Friday, September 8, 2017

Why are superheroes reactive, not proactive?

SYSTEM: ANY

For a large part of their history, superheroes have been reactive rather than proactive. That is, something bad happens and they react to it. (There are exceptions—early Superman stories where he's fighting against social ills might be an example, but stuff like the Authority is definitely an exception.) As a person creating adventures, that cuts out a huge swath of possibilities that you get in other games. Hyperman doesn't set out to become President, or if he does, it's in his secret identity. (Uh, there's an adventure right there: a certain politician is running for election for a powerful office; the PCs have evidence that he is secretly a superhuman. What do they do? To make it more interesting, assume that the politician/super has powers that will make it possible for him to destroy the possibility of replacement, such as mind control. Go.) This is also at the root of things like Reed Richards Is Useless, where the wonderful toys he creates don't have an effect on society.

Comic books as an entertainment and story-telling medium have a couple of reasons for this, some of which I've seen before. You can't make the world too different, because you want to feed into the central conceit, that this is a power fantasy for our world. Stories where X happens and the hero fixes X and sets things right have a long, long history in all genres (you can consider Gilgamesh as an example) and it's essentially the structure followed in Westerns and adventure fiction.

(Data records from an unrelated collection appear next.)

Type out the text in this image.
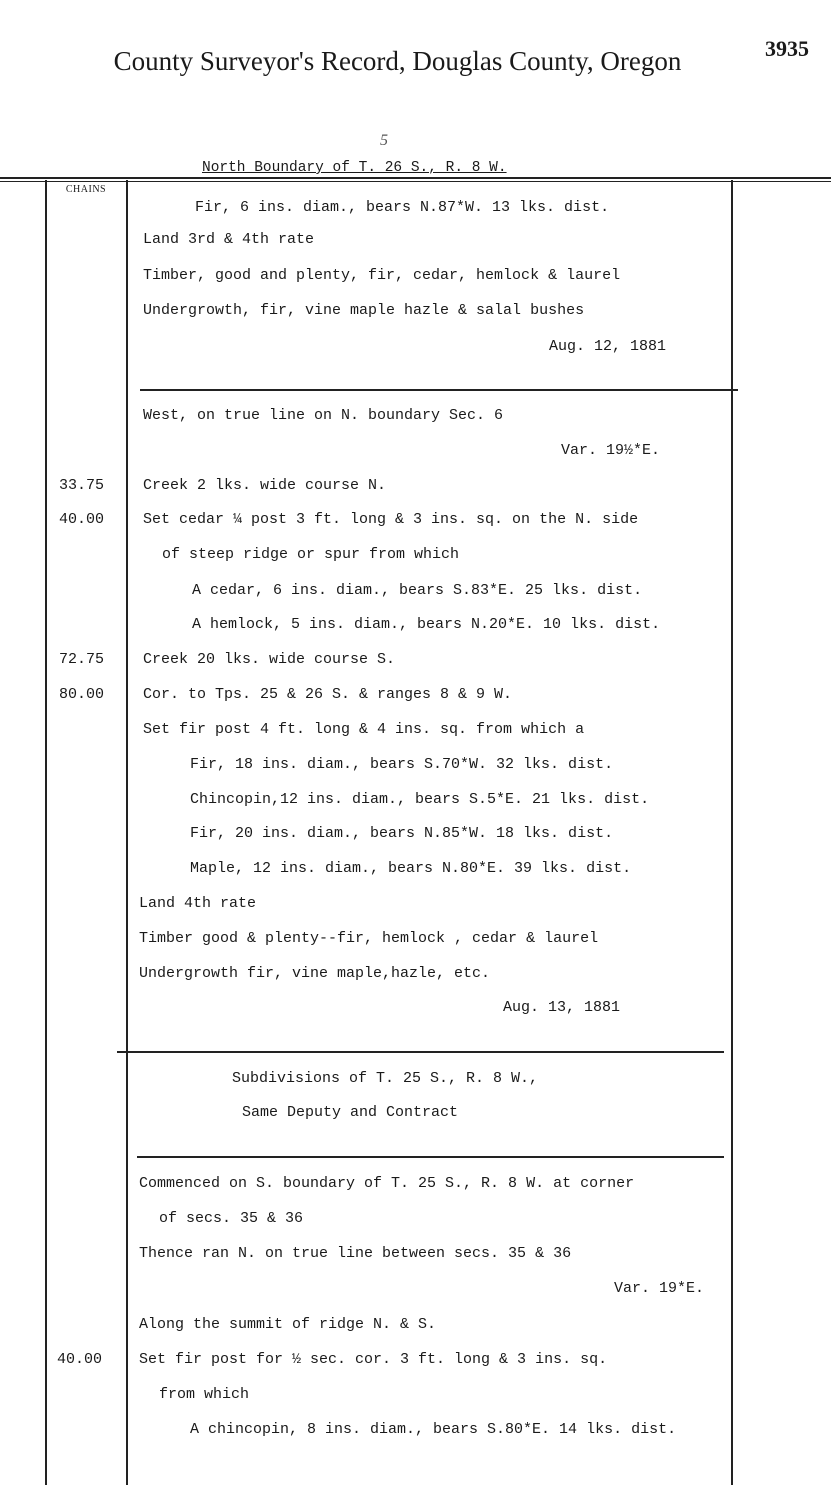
County Surveyor's Record, Douglas County, Oregon	3935
5
North Boundary of T. 26 S., R. 8 W.
CHAINS
Fir, 6 ins. diam., bears N.87*W. 13 lks. dist.
Land 3rd & 4th rate
Timber, good and plenty, fir, cedar, hemlock & laurel
Undergrowth, fir, vine maple hazle & salal bushes
Aug. 12, 1881
West, on true line on N. boundary Sec. 6
Var. 19½*E.
33.75	Creek 2 lks. wide course N.
40.00	Set cedar ¼ post 3 ft. long & 3 ins. sq. on the N. side
of steep ridge or spur from which
A cedar, 6 ins. diam., bears S.83*E. 25 lks. dist.
A hemlock, 5 ins. diam., bears N.20*E. 10 lks. dist.
72.75	Creek 20 lks. wide course S.
80.00	Cor. to Tps. 25 & 26 S. & ranges 8 & 9 W.
Set fir post 4 ft. long & 4 ins. sq. from which a
Fir, 18 ins. diam., bears S.70*W. 32 lks. dist.
Chincopin,12 ins. diam., bears S.5*E. 21 lks. dist.
Fir, 20 ins. diam., bears N.85*W. 18 lks. dist.
Maple, 12 ins. diam., bears N.80*E. 39 lks. dist.
Land 4th rate
Timber good & plenty--fir, hemlock , cedar & laurel
Undergrowth fir, vine maple,hazle, etc.
Aug. 13, 1881
Subdivisions of T. 25 S., R. 8 W.,
Same Deputy and Contract
Commenced on S. boundary of T. 25 S., R. 8 W. at corner
of secs. 35 & 36
Thence ran N. on true line between secs. 35 & 36
Var. 19*E.
Along the summit of ridge N. & S.
40.00 Set fir post for ½ sec. cor. 3 ft. long & 3 ins. sq.
from which
A chincopin, 8 ins. diam., bears S.80*E. 14 lks. dist.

I'm not well read on this topic, but the reason that I haven't seen elsewhere is this: having the characters act proactively for a goal makes them less trustworthy because they have great powers.

I don't know if that follows for you, but here: in fiction, our hero is always attacked in his weak spot. He is always metaphorically outgunned. Hamlet can do many things (we're told he's an excellent swordsman, for instance) but what he can't do is make up his mind about a philosophical problem, and that's exactly what he gets: Is the information from the ghost of his father trustworthy? I have no doubt that if he believed the ghost fully, he'd kill Claudius, end of play. But he needs confirmation, and puts into effect the plans that eventually kill people.

There are other stories, but the idea of struggling, of trying and failing, is usually in all of them. It's hard to struggle if you can obliterate the enemy with your eye-beams.

But there's also this, and maybe this is my Liberal White Guy Guilt and Bias talking: The greater the power that a character has, the more you have to make them dependable and trustworthy if you want them as heroes. And I wonder if reacting to the situation isn't a way of confirming to the audience that this character will only pick up the weapon when it is necessary. The Western hero does not use his superior gunplay to take over the town, and the President does not use his ability as Commander-In-Chief to roll over the small nation. In the same way, the guy who can lift a tank and bounce missiles off his chest does not take over Area 51, just to see what's there.

Am I saying that you can't do a story about a proactive guy who happens to have super powers? No, I'm not saying that at all. But I am saying that you have to be as careful about reader empathy as you can. It's like, uh, the screenwriting book, Save The Cat: you can get a lot of audience buy-in by having the hero do something good in the beginning, and not using your powers for personal gain is perceived as good.